Opioid abatement efforts are going mobile in another sense, too, with a new app called ReviveAR, launched by the Arkansas Opioid Recovery Partnership. It’s free to download, and greets phone users with a giant red button that says “REVIVE NOW” in English and Spanish, linking swiftly to a one-page opioid reversal tutorial, which you can read on the screen with accompanying illustrations or hear in audio form, hands-free.

Opioid recovery efforts like ReviveAR in Arkansas have been ramping up for years, and it’s not all been the work of well-funded state entities. Since 2017 when the Arkansas Naloxone Protocol was enacted into law, allowing pharmacists to sell the overdose reversal drug without a prescription, forward-thinking organizations like the Central Arkansas Harm Reduction Project have been providing life-saving Narcan (and lots more) to individuals in need — no questions asked.
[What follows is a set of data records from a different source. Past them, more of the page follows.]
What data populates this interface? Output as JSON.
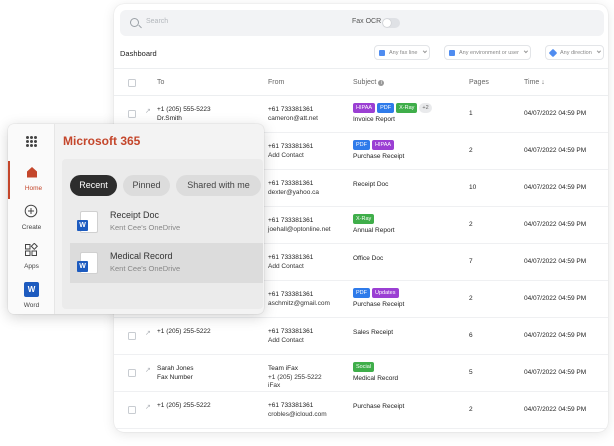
{
  "search": {
    "placeholder": "Search"
  },
  "fax_ocr_label": "Fax OCR",
  "dashboard_title": "Dashboard",
  "filters": [
    {
      "label": "Any fax line"
    },
    {
      "label": "Any environment or user"
    },
    {
      "label": "Any direction"
    }
  ],
  "columns": {
    "to": "To",
    "from": "From",
    "subject": "Subject",
    "pages": "Pages",
    "time": "Time"
  },
  "colors": {
    "hipaa": "#9b3fd3",
    "pdf": "#2f7bea",
    "xray": "#3fae4a",
    "updates": "#9b3fd3",
    "social": "#3fae4a",
    "brand": "#c4462b"
  },
  "rows": [
    {
      "to1": "+1 (205) 555-5223",
      "to2": "Dr.Smith",
      "from1": "+61 733381361",
      "from2": "cameron@att.net",
      "from3": "",
      "tags": [
        "HIPAA",
        "PDF",
        "X-Ray"
      ],
      "more": "+2",
      "subject": "Invoice Report",
      "pages": "1",
      "time": "04/07/2022 04:59 PM"
    },
    {
      "to1": "",
      "to2": "",
      "from1": "+61 733381361",
      "from2": "Add Contact",
      "from3": "",
      "tags": [
        "PDF",
        "HIPAA"
      ],
      "more": "",
      "subject": "Purchase Receipt",
      "pages": "2",
      "time": "04/07/2022 04:59 PM"
    },
    {
      "to1": "",
      "to2": "",
      "from1": "+61 733381361",
      "from2": "dexter@yahoo.ca",
      "from3": "",
      "tags": [],
      "more": "",
      "subject": "Receipt Doc",
      "pages": "10",
      "time": "04/07/2022 04:59 PM"
    },
    {
      "to1": "",
      "to2": "",
      "from1": "+61 733381361",
      "from2": "joehall@optonline.net",
      "from3": "",
      "tags": [
        "X-Ray"
      ],
      "more": "",
      "subject": "Annual Report",
      "pages": "2",
      "time": "04/07/2022 04:59 PM"
    },
    {
      "to1": "",
      "to2": "",
      "from1": "+61 733381361",
      "from2": "Add Contact",
      "from3": "",
      "tags": [],
      "more": "",
      "subject": "Office Doc",
      "pages": "7",
      "time": "04/07/2022 04:59 PM"
    },
    {
      "to1": "",
      "to2": "",
      "from1": "+61 733381361",
      "from2": "aschmitz@gmail.com",
      "from3": "",
      "tags": [
        "PDF",
        "Updates"
      ],
      "more": "",
      "subject": "Purchase Receipt",
      "pages": "2",
      "time": "04/07/2022 04:59 PM"
    },
    {
      "to1": "+1 (205) 255-5222",
      "to2": "",
      "from1": "+61 733381361",
      "from2": "Add Contact",
      "from3": "",
      "tags": [],
      "more": "",
      "subject": "Sales Receipt",
      "pages": "6",
      "time": "04/07/2022 04:59 PM"
    },
    {
      "to1": "Sarah Jones",
      "to2": "Fax Number",
      "from1": "Team iFax",
      "from2": "+1 (205) 255-5222",
      "from3": "iFax",
      "tags": [
        "Social"
      ],
      "more": "",
      "subject": "Medical Record",
      "pages": "5",
      "time": "04/07/2022 04:59 PM"
    },
    {
      "to1": "+1 (205) 255-5222",
      "to2": "",
      "from1": "+61 733381361",
      "from2": "crobles@icloud.com",
      "from3": "",
      "tags": [],
      "more": "",
      "subject": "Purchase Receipt",
      "pages": "2",
      "time": "04/07/2022 04:59 PM"
    }
  ],
  "m365": {
    "brand": "Microsoft 365",
    "rail": [
      {
        "label": "Home",
        "icon": "home-icon"
      },
      {
        "label": "Create",
        "icon": "plus-circle-icon"
      },
      {
        "label": "Apps",
        "icon": "apps-icon"
      },
      {
        "label": "Word",
        "icon": "word-icon"
      }
    ],
    "tabs": [
      "Recent",
      "Pinned",
      "Shared with me"
    ],
    "files": [
      {
        "name": "Receipt Doc",
        "owner": "Kent Cee's OneDrive"
      },
      {
        "name": "Medical Record",
        "owner": "Kent Cee's OneDrive"
      }
    ]
  }
}
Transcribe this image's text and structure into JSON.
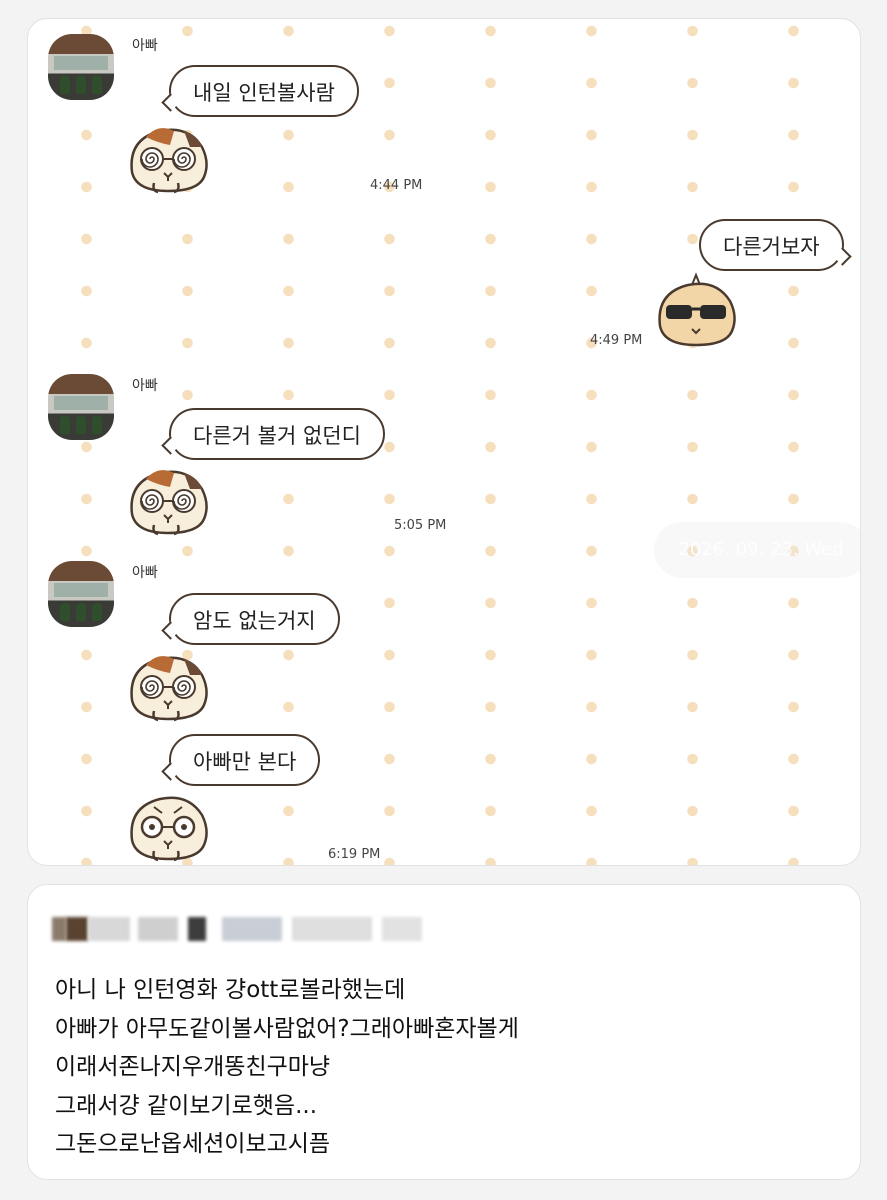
{
  "chat": {
    "sender_name": "아빠",
    "date_pill": "2026. 09. 23. Wed",
    "messages": [
      {
        "text": "내일 인턴볼사람",
        "time": "4:44 PM"
      },
      {
        "text": "다른거보자",
        "time": "4:49 PM"
      },
      {
        "text": "다른거 볼거 없던디",
        "time": "5:05 PM"
      },
      {
        "text": "암도 없는거지",
        "time": ""
      },
      {
        "text": "아빠만 본다",
        "time": "6:19 PM"
      }
    ]
  },
  "post": {
    "lines": [
      "아니 나 인턴영화 걍ott로볼라했는데",
      "아빠가 아무도같이볼사람없어?그래아빠혼자볼게",
      "이래서존나지우개똥친구마냥",
      "그래서걍 같이보기로햇음...",
      "그돈으로난옵세션이보고시픔"
    ]
  },
  "colors": {
    "dot": "#f6dfbd",
    "bubble_border": "#4a3a2e",
    "pig_fur": "#f8eedc",
    "pig_patch": "#b86b35"
  },
  "stickers": [
    "dizzy-guinea-pig-sticker",
    "sunglasses-guinea-pig-sticker",
    "dizzy-guinea-pig-sticker",
    "dizzy-guinea-pig-sticker",
    "glasses-guinea-pig-sticker"
  ]
}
As deaths from fentanyl overdoses have reached crisis mode in Arkansas, it’s become harder to defend the notion that the state should — or could — arrest its way out of its addiction problem. Even the toughest of police officers have begun to see overdoses less as crime scenes and more as instances of medical/mental health crisis. “Help doesn’t always have to mean going to jail,” Kirk Lane told us in 2023. He’s the former chief of police in Benton, and now, as director of ARORP, he oversees the dispensation of Arkansas’s opioid settlement money set aside for cities and counties. “I think we need to be creative in rethinking, ‘Do these people need to be handled in a criminal fashion, or are these people being victimized? Should we be criminally incarcerating them or pushing them to seek help and making that available to them?’”

The Partnership reports 175 projects funded so far with opioid settlement money. They range across all 75 counties.